Wer heute die Morgennachrichten verfolgt hat, dem blieb möglicherweise das Gipfeli im Mund stecken: 54 Milliarden Franken Gewinn hat die Schweizerische Nationalbank (SNB) im vergangenen Jahr erzielt. In Worten: Vierundfünfzig Milliarden! Das lässt selbst das renommierte «Wall Street Journal» aufhorchen:
«Der Profit ist grotesk gross», schreibt das Finanzblatt. «Das ist mehr, als Apple in einem Jahr verdient, und mehr als JPMorgan Chase und Berkshire Hathaway Inc. (die Holding von Warren Buffett, Anm. d. Red.) zusammen. Bei ihnen handelt es sich um globale Konzerne. Die SNB hat gerade mal 800 Mitarbeiter.»
Auch die deutsche Zeitung «Welt» staunt: «Die Schweizer Notenbank macht das, wovon alle träumen. Sie schafft Milliardengewinne praktisch aus dem Nichts.»
Thomas Jordan ist jedoch kein Finanzgenie, auch kein stabiles. Er hat diese Performance unfreiwillig erzielt. Der Job des SNB-Präsidenten besteht darin, den Wechselkurs des Frankens in einem vernünftigen Rahmen zu halten, die Rendite ist dabei zweitrangig. Die Anlagepolitik der SNB ist deshalb stockkonservativ: Sie kauft sichere Obligationen, hat einen hohen Goldbestand und kauft Aktien nur von der sichersten Sorte.

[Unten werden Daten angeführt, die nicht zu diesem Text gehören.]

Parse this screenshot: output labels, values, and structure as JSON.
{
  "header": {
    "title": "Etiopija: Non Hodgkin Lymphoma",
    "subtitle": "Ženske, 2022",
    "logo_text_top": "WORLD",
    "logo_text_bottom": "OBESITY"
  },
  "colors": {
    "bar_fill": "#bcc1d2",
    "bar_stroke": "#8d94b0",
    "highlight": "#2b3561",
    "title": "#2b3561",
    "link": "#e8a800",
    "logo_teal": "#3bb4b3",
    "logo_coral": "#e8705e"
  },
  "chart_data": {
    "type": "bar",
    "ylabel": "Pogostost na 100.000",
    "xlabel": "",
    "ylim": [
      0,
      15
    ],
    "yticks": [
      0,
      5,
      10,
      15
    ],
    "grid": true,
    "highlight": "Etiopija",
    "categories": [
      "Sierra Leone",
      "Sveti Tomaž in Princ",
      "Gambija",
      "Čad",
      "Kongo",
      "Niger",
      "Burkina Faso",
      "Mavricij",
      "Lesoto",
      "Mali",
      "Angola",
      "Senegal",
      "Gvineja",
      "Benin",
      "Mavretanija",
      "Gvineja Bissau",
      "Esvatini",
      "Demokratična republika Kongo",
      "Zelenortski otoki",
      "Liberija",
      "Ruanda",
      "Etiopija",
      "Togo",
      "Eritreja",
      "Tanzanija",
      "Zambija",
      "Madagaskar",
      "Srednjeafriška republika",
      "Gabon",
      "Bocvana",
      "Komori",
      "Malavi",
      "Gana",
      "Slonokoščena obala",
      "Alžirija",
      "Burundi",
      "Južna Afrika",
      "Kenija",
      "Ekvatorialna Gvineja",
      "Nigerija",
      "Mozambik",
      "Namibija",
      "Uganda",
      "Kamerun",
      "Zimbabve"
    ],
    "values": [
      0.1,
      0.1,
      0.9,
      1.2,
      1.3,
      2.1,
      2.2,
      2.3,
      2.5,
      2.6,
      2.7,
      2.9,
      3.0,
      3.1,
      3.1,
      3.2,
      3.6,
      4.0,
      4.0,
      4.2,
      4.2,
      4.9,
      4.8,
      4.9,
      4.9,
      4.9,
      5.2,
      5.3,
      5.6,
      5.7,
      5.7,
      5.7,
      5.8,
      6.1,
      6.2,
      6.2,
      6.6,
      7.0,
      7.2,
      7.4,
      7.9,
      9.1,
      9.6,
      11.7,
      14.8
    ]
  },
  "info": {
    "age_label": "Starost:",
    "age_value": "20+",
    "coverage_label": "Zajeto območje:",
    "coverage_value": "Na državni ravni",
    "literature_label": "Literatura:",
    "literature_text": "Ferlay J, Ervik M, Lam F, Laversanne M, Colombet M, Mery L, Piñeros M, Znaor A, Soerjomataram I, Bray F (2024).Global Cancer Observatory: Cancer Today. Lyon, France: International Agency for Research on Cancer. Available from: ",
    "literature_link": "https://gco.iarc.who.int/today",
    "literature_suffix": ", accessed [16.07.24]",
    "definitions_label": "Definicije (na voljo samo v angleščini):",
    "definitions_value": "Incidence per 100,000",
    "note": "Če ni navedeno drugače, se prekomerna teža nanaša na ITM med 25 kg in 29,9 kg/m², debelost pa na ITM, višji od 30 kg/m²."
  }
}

Genau das war im vergangenen Jahr die Zauberformel: Die Obligationen haben wegen der tiefen Zinsen nicht an Wert verloren und der Goldschatz hat rund drei Milliarden Franken abgeworfen. Den grossen Reibach hat die SNB jedoch mit den Aktien erzielt. Dank Apple, Microsoft & Co. hat die SNB dumm und dämlich Geld verdient. Die SNB hält beispielsweise Apple-Aktien für rund drei Milliarden Dollar.
Zum guten Portfolio gesellt sich noch das Wechselkurs-Glück. Die SNB hat in den letzten drei Jahren rund 200 Milliarden Franken am Devisenmarkt investiert mit dem Ziel, den Franken nicht noch stärker werden zu lassen. Ein grosser Teil dieser Investitionen erfolgte in Euro, denn Euroland ist unser wichtigster Handelspartner. Weil nun auch die europäische Wirtschaft angesprungen ist, legt auch der Euro langsam wieder an Muskeln zu – und beschert so der SNB einen unverhofften Windfall-Gewinn.
Was soll die SNB mit ihrem Riesengewinn machen? Dazu muss man wissen, dass sie in den letzten Jahren ihre Bilanz massiv verlängert hat, will heissen: Derzeit beträgt die Bilanzsumme rund 800 Milliarden Franken. Zum Vergleich: 2016 betrug das Bruttoinlandprodukt der Schweiz rund 660 Milliarden Franken.
Für eine kleine Volkswirtschaft wie die Schweiz ist dies viel zu viel. Jordan wird daher alles daran setzen, diese Bilanz wieder schrumpfen zu lassen, denn das Risiko ist viel zu gross. Zur Erinnerung: 2015 hat die SNB einen Verlust von 23 Milliarden Franken verbucht.
Problemlos kann die SNB ihren Verpflichtungen gegenüber den Aktionären – hauptsächlich die Kantone – nachkommen und jährlich 1,5 Milliarden Franken ausschütten. Dazu hat sie sich bis 2020 verpflichtet. Im Übrigen will die Bank fünf Milliarden Franken auf die Seite legen, um Wechselkursschwankungen aufzufangen. Der Rest soll für schlechte Zeiten auf die Seite gelegt werden.
Ob die SNB dies durchsetzen kann, wird sich weisen. Der Rekordgewinn wird wahrscheinlich Begehrlichkeiten aller Art wecken. Die SNB wird sich gegen politische Attacken wappnen müssen. Thomas Jordan kann dem mit breiter Brust entgegentreten – und seiner stockkonservativen Anlagepolitik treu bleiben.